A new Data Protection Act 2018 replaced the old Data Protection Act 1998, to implement the provisions of the General Data Protection Regulation (GDPR) - the European legislation which came into force in May 2018.
Following Brexit, the UK government enacted the Data Proctection, Privacy and Electronic Communications (Amendents etc) (EU Exit) Regulations 2019 which amends the DPA, merging it with the requirements of the EU GDPR, this means the GDPR has been kept in UK law as the UK GDPR.
Personal data can continue to flow freely between the European Union and the United Kingdom in the same way as before Brexit, because the EU has now confirmed that UK data protection law provides an essentially equivalent level of protection to that guaranteed under EU law.
The EU has adopted two ‘adequacy’ decisions in 2021for the UK, pronouncing that UK data protection law is adequate to protect personal data to the standards required by the GDPR. This means (except for some immigration control purposes which are still under review) no restrictions apply to personal data transfers between the UK and EU for a minimum of four years. The UK's data protection system continues to be based on the same rules that were applicable when the UK was a Member State of the EU and the UK has fully incorporated the principles, rights and obligations of the GDPR and the Law Enforcement Directive into its post-Brexit legal system.
More information is available:
- International data transfers | ICO
- The UK GDPR | ICO
- Adequacy | ICO
- Commission adopts adequacy decisions for the UK (europa.eu)
Issues around personal data (where they are held and how they are used) are becoming ever more important; UK GDPR strengthens the rights of individuals to be informed about how their personal data are processed, to restrict the processing that is allowed and to require correction or deletion of personal data in certain circumstances.
The GDPR introducted increased fines for data breaches (the maximum fine increased to €20 million or 4% of an organisation's global turnover, if greater) and organisations are to be held more accountable for how they process and protect the personal data they hold. The UK GDPR requires the maintenance of detailed internal records of personal data processing, the preparation of data protection impact assessments for riskier processes and clearer privacy notices informing individuals about how their data will be used and ensuring that consent has been obtained in accordance with the rules where required.
The main changes introduced by the GDPR are:
- Transparency - more detailed and informative privacy notices are required; the purpose of, and legal basis for, processing must be explained.
- Consent - must be freely given, specific, informed and unambiguous; consent must be provided by clear affirmative action.
- Accountability - new requirements for demonstrating compliance; Privacy Impact Assessments required for new processing activities; data protection by design and default is expected.

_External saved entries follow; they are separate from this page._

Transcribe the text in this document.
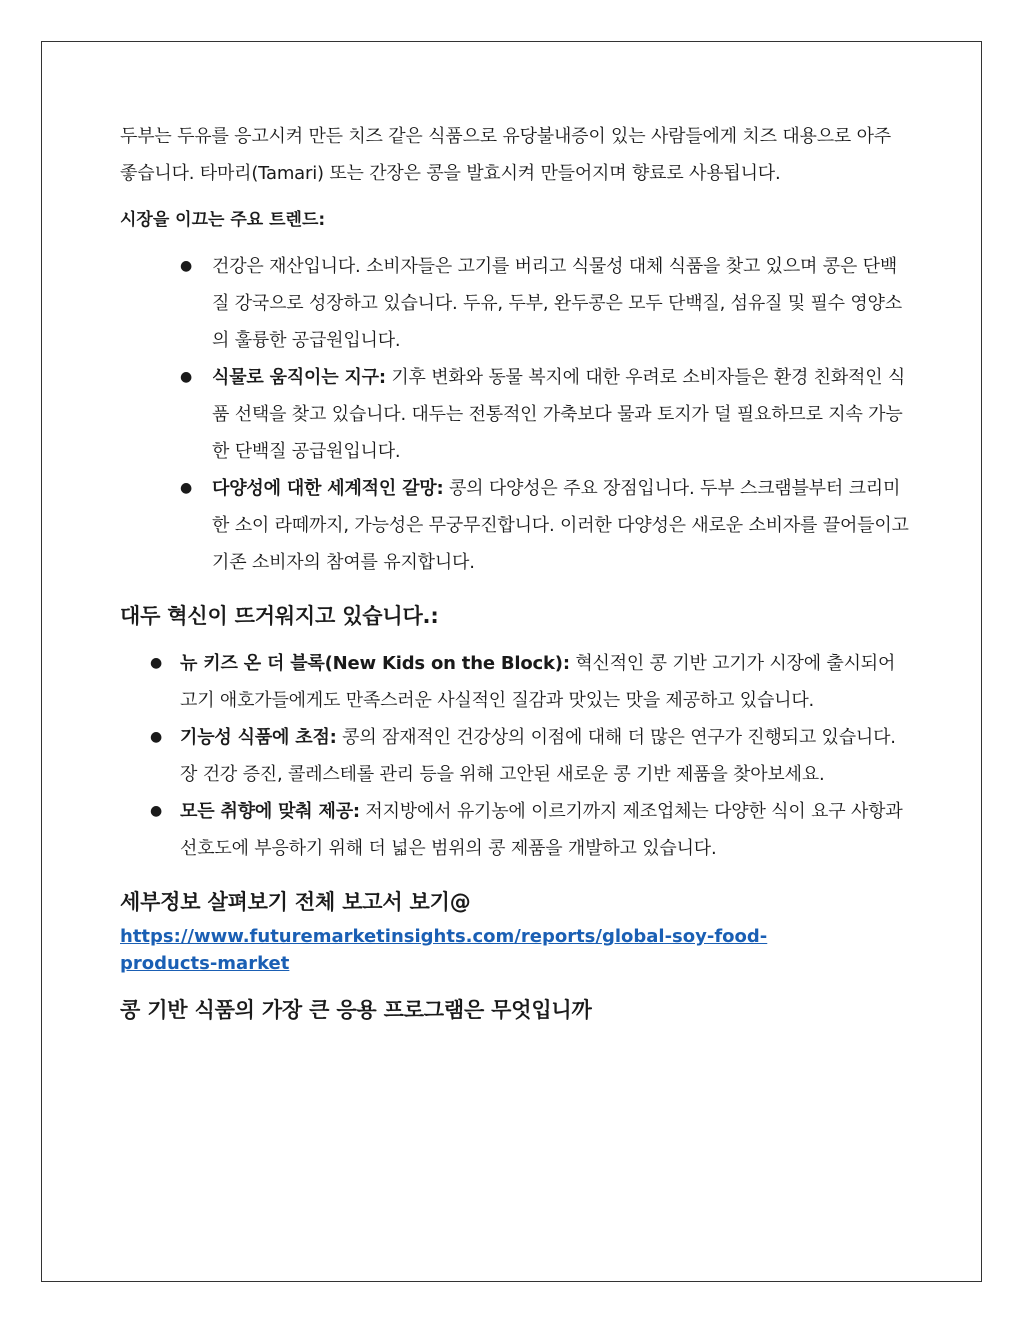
두부는 두유를 응고시켜 만든 치즈 같은 식품으로 유당불내증이 있는 사람들에게 치즈 대용으로 아주 좋습니다. 타마리(Tamari) 또는 간장은 콩을 발효시켜 만들어지며 향료로 사용됩니다.

시장을 이끄는 주요 트렌드:
● 건강은 재산입니다. 소비자들은 고기를 버리고 식물성 대체 식품을 찾고 있으며 콩은 단백질 강국으로 성장하고 있습니다. 두유, 두부, 완두콩은 모두 단백질, 섬유질 및 필수 영양소의 훌륭한 공급원입니다.
● 식물로 움직이는 지구: 기후 변화와 동물 복지에 대한 우려로 소비자들은 환경 친화적인 식품 선택을 찾고 있습니다. 대두는 전통적인 가축보다 물과 토지가 덜 필요하므로 지속 가능한 단백질 공급원입니다.
● 다양성에 대한 세계적인 갈망: 콩의 다양성은 주요 장점입니다. 두부 스크램블부터 크리미한 소이 라떼까지, 가능성은 무궁무진합니다. 이러한 다양성은 새로운 소비자를 끌어들이고 기존 소비자의 참여를 유지합니다.
대두 혁신이 뜨거워지고 있습니다.:
● 뉴 키즈 온 더 블록(New Kids on the Block): 혁신적인 콩 기반 고기가 시장에 출시되어 고기 애호가들에게도 만족스러운 사실적인 질감과 맛있는 맛을 제공하고 있습니다.
● 기능성 식품에 초점: 콩의 잠재적인 건강상의 이점에 대해 더 많은 연구가 진행되고 있습니다. 장 건강 증진, 콜레스테롤 관리 등을 위해 고안된 새로운 콩 기반 제품을 찾아보세요.
● 모든 취향에 맞춰 제공: 저지방에서 유기농에 이르기까지 제조업체는 다양한 식이 요구 사항과 선호도에 부응하기 위해 더 넓은 범위의 콩 제품을 개발하고 있습니다.
세부정보 살펴보기 전체 보고서 보기@
https://www.futuremarketinsights.com/reports/global-soy-food-products-market
콩 기반 식품의 가장 큰 응용 프로그램은 무엇입니까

- Children - new rules for consent to processing children's data
- Sensitive personal data - called 'special categories of data' - extended to cover genetic and biometric data.
- Pseudonymisation - use of data in this form is encouraged, e.g. where data is used for statistical, historical or research purposes.
- Subject access requests - no charge for these; response required within one month rather than 40 days.
- Breach - stricter time limits for notification.
- Right to be forgotten - data subjects can request deletion of data.
- Portability - data subjects can request that data is made available in a portable format (a structured, commonly used and machine-readable form).
- Data processors - now have direct statutory obligations, as well as data controllers.
- International transfers - new rules for transfer outside the EEA.
- Fines for breach - maximum increased from £500,000 to £17 million (€20 million), or 4% of an organisation's global turnover, if greater.